The Passamaquoddy were recently accused of putting glass eels in danger through their harvesting practices. In 2012, the Passamaquoddy harvested a total of 800 pounds of the state total of 19,000 pounds.
Maine does need to be concerned about overfishing the elvers and having them depleted like the sea urchins were. The key point is that both the state and the Passamaquoddy tribal citizens want the elver fishery to be sustained.
Passamaquoddy practices are based in conservation. They limit the total harvest,
but, by issuing many licenses, more Passamaquoddy people can benefit from the fishery. (Unemployment on the two reservations at Indian Township and Pleasant Point is 67 percent.) The non-native approach is to limit the licenses and equipment but not limit the total harvest. A smaller group of people get to make more income.
Which method is more sustainable? Which method benefits more people?
We also can’t consider this complex situation without looking at context and history. We came, we infected, we took and killed, until the original inhabitants of this land experienced a 96 percent population depletion since first contact. Our assimilation policies have created some of the most socio-economically distressed peoples in the U.S. and Canada. We need to carry that truth in our consideration of how to relate to Wabanaki people, not out of guilt but out of fairness.
Our agreements and treaties also matter. In the 1974 “Boldt decision” in United States v. Washington, U.S. District Court Judge George Hugo Boldt declared that Indians could continue to harvest fish alongside the state. The overall ruling was that the tribes could manage their own fisheries. It was upheld by the U.S. Supreme Court in 1979. The Passamaquoddy are agreeing to limit their catch this year to 3,600 pounds. Why not have the non-native catch limited to the same amount? Surely equal limitations on the overall catch would protect the elver population.

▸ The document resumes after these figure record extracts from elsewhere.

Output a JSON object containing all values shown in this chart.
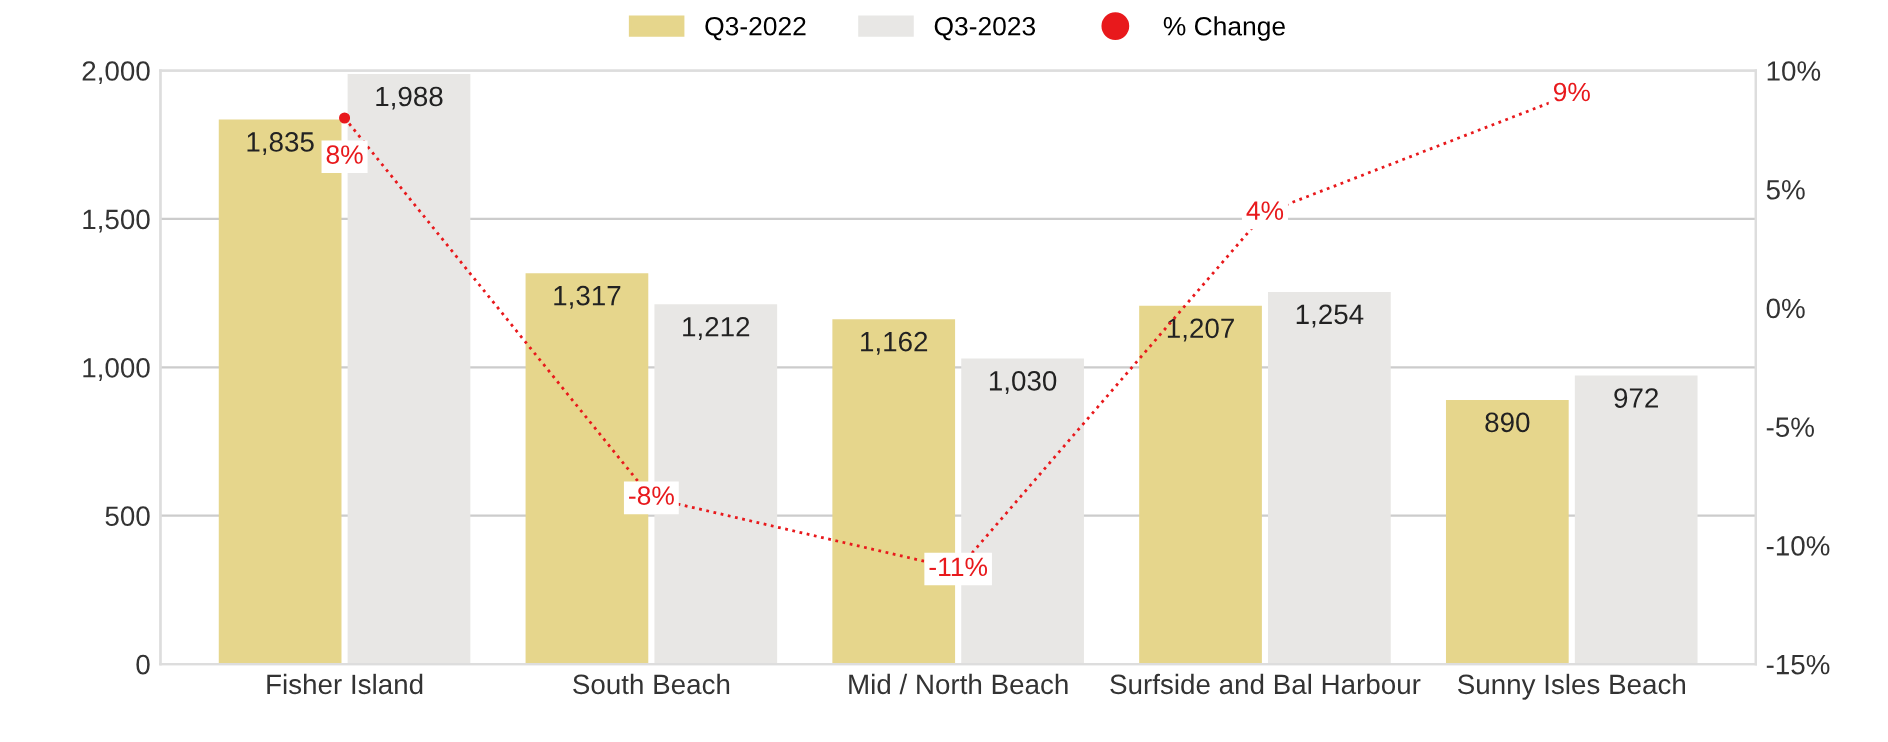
{
  "chart_data": {
    "type": "bar",
    "categories": [
      "Fisher Island",
      "South Beach",
      "Mid / North Beach",
      "Surfside and Bal Harbour",
      "Sunny Isles Beach"
    ],
    "series": [
      {
        "name": "Q3-2022",
        "color": "#e6d68c",
        "values": [
          1835,
          1317,
          1162,
          1207,
          890
        ],
        "value_labels": [
          "1,835",
          "1,317",
          "1,162",
          "1,207",
          "890"
        ]
      },
      {
        "name": "Q3-2023",
        "color": "#e8e7e5",
        "values": [
          1988,
          1212,
          1030,
          1254,
          972
        ],
        "value_labels": [
          "1,988",
          "1,212",
          "1,030",
          "1,254",
          "972"
        ]
      },
      {
        "name": "% Change",
        "type": "line",
        "axis": "y2",
        "color": "#e8191c",
        "marker": "circle",
        "line_style": "dotted",
        "values": [
          8,
          -8,
          -11,
          4,
          9
        ],
        "value_labels": [
          "8%",
          "-8%",
          "-11%",
          "4%",
          "9%"
        ]
      }
    ],
    "ylim": [
      0,
      2000
    ],
    "yticks": [
      0,
      500,
      {
        "value": 1000,
        "label": "1,000"
      },
      {
        "value": 1500,
        "label": "1,500"
      },
      {
        "value": 2000,
        "label": "2,000"
      }
    ],
    "y2lim": [
      -15,
      10
    ],
    "y2ticks": [
      {
        "value": -15,
        "label": "-15%"
      },
      {
        "value": -10,
        "label": "-10%"
      },
      {
        "value": -5,
        "label": "-5%"
      },
      {
        "value": 0,
        "label": "0%"
      },
      {
        "value": 5,
        "label": "5%"
      },
      {
        "value": 10,
        "label": "10%"
      }
    ],
    "grid": "y",
    "legend": "top"
  }
}
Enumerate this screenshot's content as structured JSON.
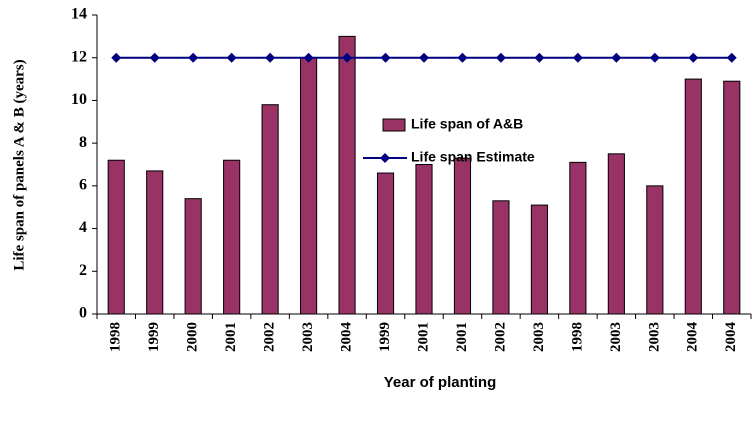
{
  "chart_data": {
    "type": "bar",
    "xlabel": "Year of planting",
    "ylabel": "Life span of panels A & B (years)",
    "categories": [
      "1998",
      "1999",
      "2000",
      "2001",
      "2002",
      "2003",
      "2004",
      "1999",
      "2001",
      "2001",
      "2002",
      "2003",
      "1998",
      "2003",
      "2003",
      "2004",
      "2004"
    ],
    "series": [
      {
        "name": "Life span of A&B",
        "type": "bar",
        "color": "#993366",
        "values": [
          7.2,
          6.7,
          5.4,
          7.2,
          9.8,
          12,
          13,
          6.6,
          7,
          7.3,
          5.3,
          5.1,
          7.1,
          7.5,
          6,
          11,
          10.9
        ]
      },
      {
        "name": "Life span Estimate",
        "type": "line",
        "color": "#000080",
        "values": [
          12,
          12,
          12,
          12,
          12,
          12,
          12,
          12,
          12,
          12,
          12,
          12,
          12,
          12,
          12,
          12,
          12
        ]
      }
    ],
    "ylim": [
      0,
      14
    ],
    "yticks": [
      0,
      2,
      4,
      6,
      8,
      10,
      12,
      14
    ]
  }
}
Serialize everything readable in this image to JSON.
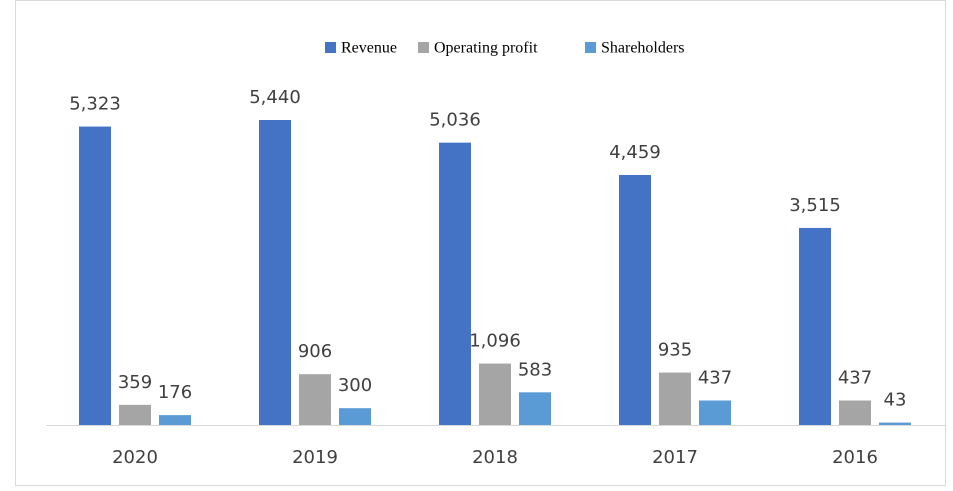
{
  "chart_data": {
    "type": "bar",
    "categories": [
      "2020",
      "2019",
      "2018",
      "2017",
      "2016"
    ],
    "series": [
      {
        "name": "Revenue",
        "color": "#4472c4",
        "values": [
          5323,
          5440,
          5036,
          4459,
          3515
        ],
        "value_labels": [
          "5,323",
          "5,440",
          "5,036",
          "4,459",
          "3,515"
        ]
      },
      {
        "name": "Operating profit",
        "color": "#a5a5a5",
        "values": [
          359,
          906,
          1096,
          935,
          437
        ],
        "value_labels": [
          "359",
          "906",
          "1,096",
          "935",
          "437"
        ]
      },
      {
        "name": "Shareholders",
        "color": "#5b9bd5",
        "values": [
          176,
          300,
          583,
          437,
          43
        ],
        "value_labels": [
          "176",
          "300",
          "583",
          "437",
          "43"
        ]
      }
    ],
    "legend": "top",
    "grid": false
  }
}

By the state not allowing the Passamaquoddy to harvest as they see fit, it is denying court decisions, treaties and Passamaquoddy sovereignty, and it ignores environmentally sound fishing practices. Sovereignty means that these indigenous peoples are a recognized nation within the United States and have the right to self-governance. There is more than one way to protect the elver population. Why don’t we start by working with the tribes, coming up with best practices together instead of taking away rights they’ve had and then blaming them. The Passamaquoddy were fishing in these waters for thousands of years before we showed up.
In 1998 Gov. Angus King signed a measure awarding the tribe special licensing provisions for lobster, elvers and several other saltwater species. Last month the Legislature removed that Passamaquoddy exception. Did the state change the laws on the catch and tightly restrict the Passamaquoddy because the price of elvers has skyrocketed? They now bring in more than $2,000 a pound. If they were truly concerned about the elver population, why didn’t they meet with the Passamaquoddy and create a plan together? Crafting sustainable fishing strategies for the elvers deserves the wisdom of native peoples as well as state biologists.
Does the state only respect native sovereignty as long as they are quiet and poor? But once native peoples claim their resources, we no longer respect their sovereignty? Why doesn’t the state adopt the Passamaquoddy total catch policy?
This is a treaty the colonialists made with New England native peoples in 1693:
“Saving unto the said Indians their own grounds, and free liberty for hunting, fishing, fowling, and all other their lawful liberties and privileges as on the eleventh day of August, in the year of our Lord God one thousand six hundred and ninety-three.”
Arguably these treaties refer to vast quantities of coastal land where the tribes were without contact living “unmolested” on the land. I can find no treaty where any Wabanaki tribe ever abrogated these aboriginal rights.
It doesn’t matter that these treaties were signed a long time ago. This is the foundation we stand on today. The very least the state and federal government could have done, with respect, is sit down with the Passamaquoddy tribal leaders, look at the problem of elver depletion and together come up with best practices that serve aboriginal rights, state’s interests and protect the fishery.
Ignoring native practices and rights, creating a flawed law and then blaming Passamaquoddy fishermen isn’t our best moment.
Arla Patch of Bryant Pond served on the Wabanaki Truth and Reconciliation subcommittee.